CIM Commercial is a real estate investment trust that primarily acquires, owns, and operates Class A and creative office assets in vibrant and improving urban communities throughout the United States. Its properties are primarily located in Los Angeles, the San Francisco Bay Area and Washington, D.C. CIM Commercial is operated by affiliates of CIM Group, L.P., a vertically-integrated owner and operator of real assets with multi-disciplinary expertise and in-house research, acquisition, credit analysis, development, finance, leasing, and asset management capabilities ( www.cimcommercial.com ).

FORWARD-LOOKING STATEMENTS

The information set forth herein contains “forward-looking statements.” You can identify these statements by the fact that they do not relate strictly to historical or current facts or discuss the business and affairs of CIM Commercial on a prospective basis. Further, statements that include words such as “may,” “will,” “project,” “might,” “expect,” “target,” “believe,” “anticipate,” “intend,” “could,” “would,” “estimate,” “continue,” “pursue,” “potential”, “forecast”, “seek”, “plan”, or “should” or the negative or other words or expressions of similar meaning, may identify forward-looking statements.

CIM Commercial bases these forward-looking statements on particular assumptions that it has made in light of its experience, as well as its perception of expected future developments and other factors that it believes are appropriate under the circumstances. These forward-looking statements are necessarily estimates reflecting the judgment of CIM Commercial and involve a number of risks and uncertainties that could cause actual results to differ materially from those suggested by the forward-looking statements.

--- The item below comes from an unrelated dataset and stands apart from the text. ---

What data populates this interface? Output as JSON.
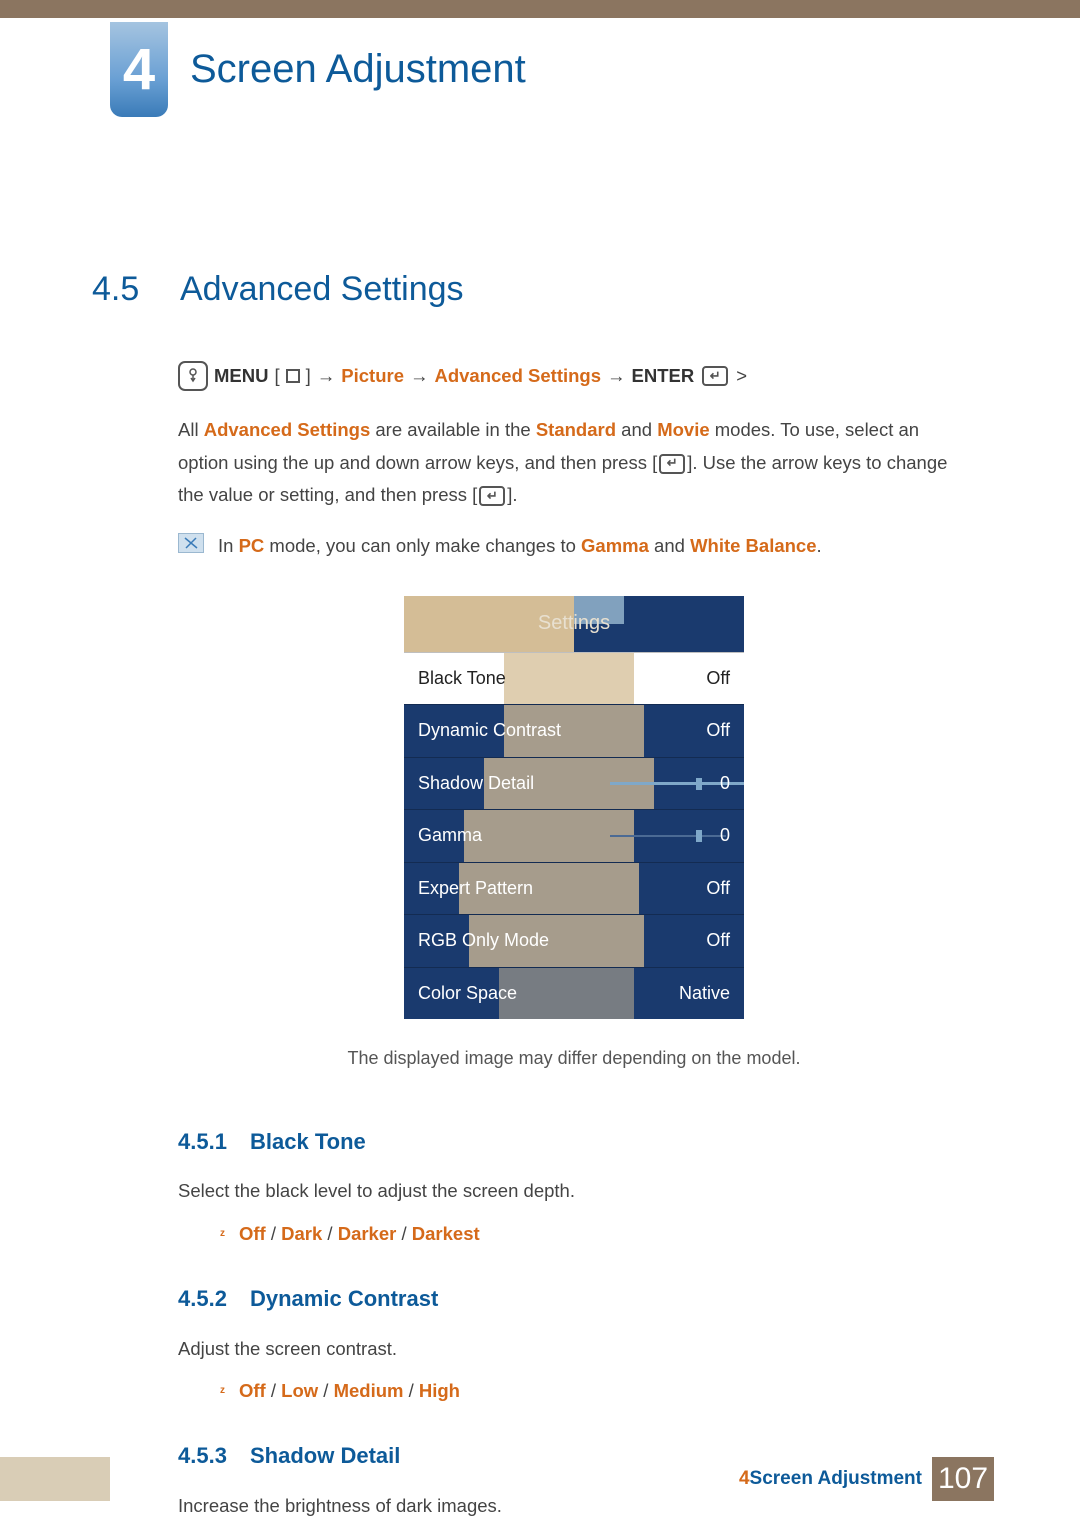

These forward-looking statements are subject to risks, uncertainties and other factors, including, but not limited to, those associated with (i) the approval of the potential sale by the Board of Directors and, if required, the stockholders of CIM Commercial, (ii) CIM Commercial’s ability to consummate the Potential Recapitalization, including the potential sale and the potential return of capital event, (iii) the extent to which directors and officers reinvest proceeds from the potential sale into newly issued shares of the Company’s common stock, (iv) the terms and timing of the potential sale, including the price at which assets are sold, (v) the development and redevelopment of properties of CIM Commercial and (vi) changes in market rental rates. For a further list and description of the risks and uncertainties inherent in the forward looking statements, see CIM Commercial’s filings with the Securities and Exchange Commission, including CIM Commercial’s Annual Report on Form 10-K for the fiscal year ended December 31, 2017, the Registration Statement on Form S-11 (Reg. No. 333-210880) relating to the Series A preferred stock, the Registration Statement on Form S-3 (Reg. No. 333-203639) relating to the sale of common stock by a selling shareholder and the Registration Statement on Form S-4 (Reg. No. 333-227707) relating to the potential exchange offer for shares of our Series L preferred stock.

As you read and consider the information herein, you are cautioned to not place undue reliance on these forward-looking statements. These statements are not guarantees of performance or results and speak only as of the date hereof. These forward-looking statements involve risks, uncertainties and assumptions. In light of these risks and uncertainties, there can be no assurance that the results and events contemplated by the forward-looking statements contained herein will in fact transpire. New factors emerge from time to time, and it is not possible for CIM Commercial to predict all of them. Nor can CIM Commercial assess the impact of each such factor or the extent to which any factor, or combination of factors may cause results to differ materially from those contained in any forward looking statement. CIM Commercial undertakes no obligation to publicly update or release any revisions to these forward-looking statements to reflect events or circumstances after the date hereof or to reflect the occurrence of unanticipated events, except as required by law.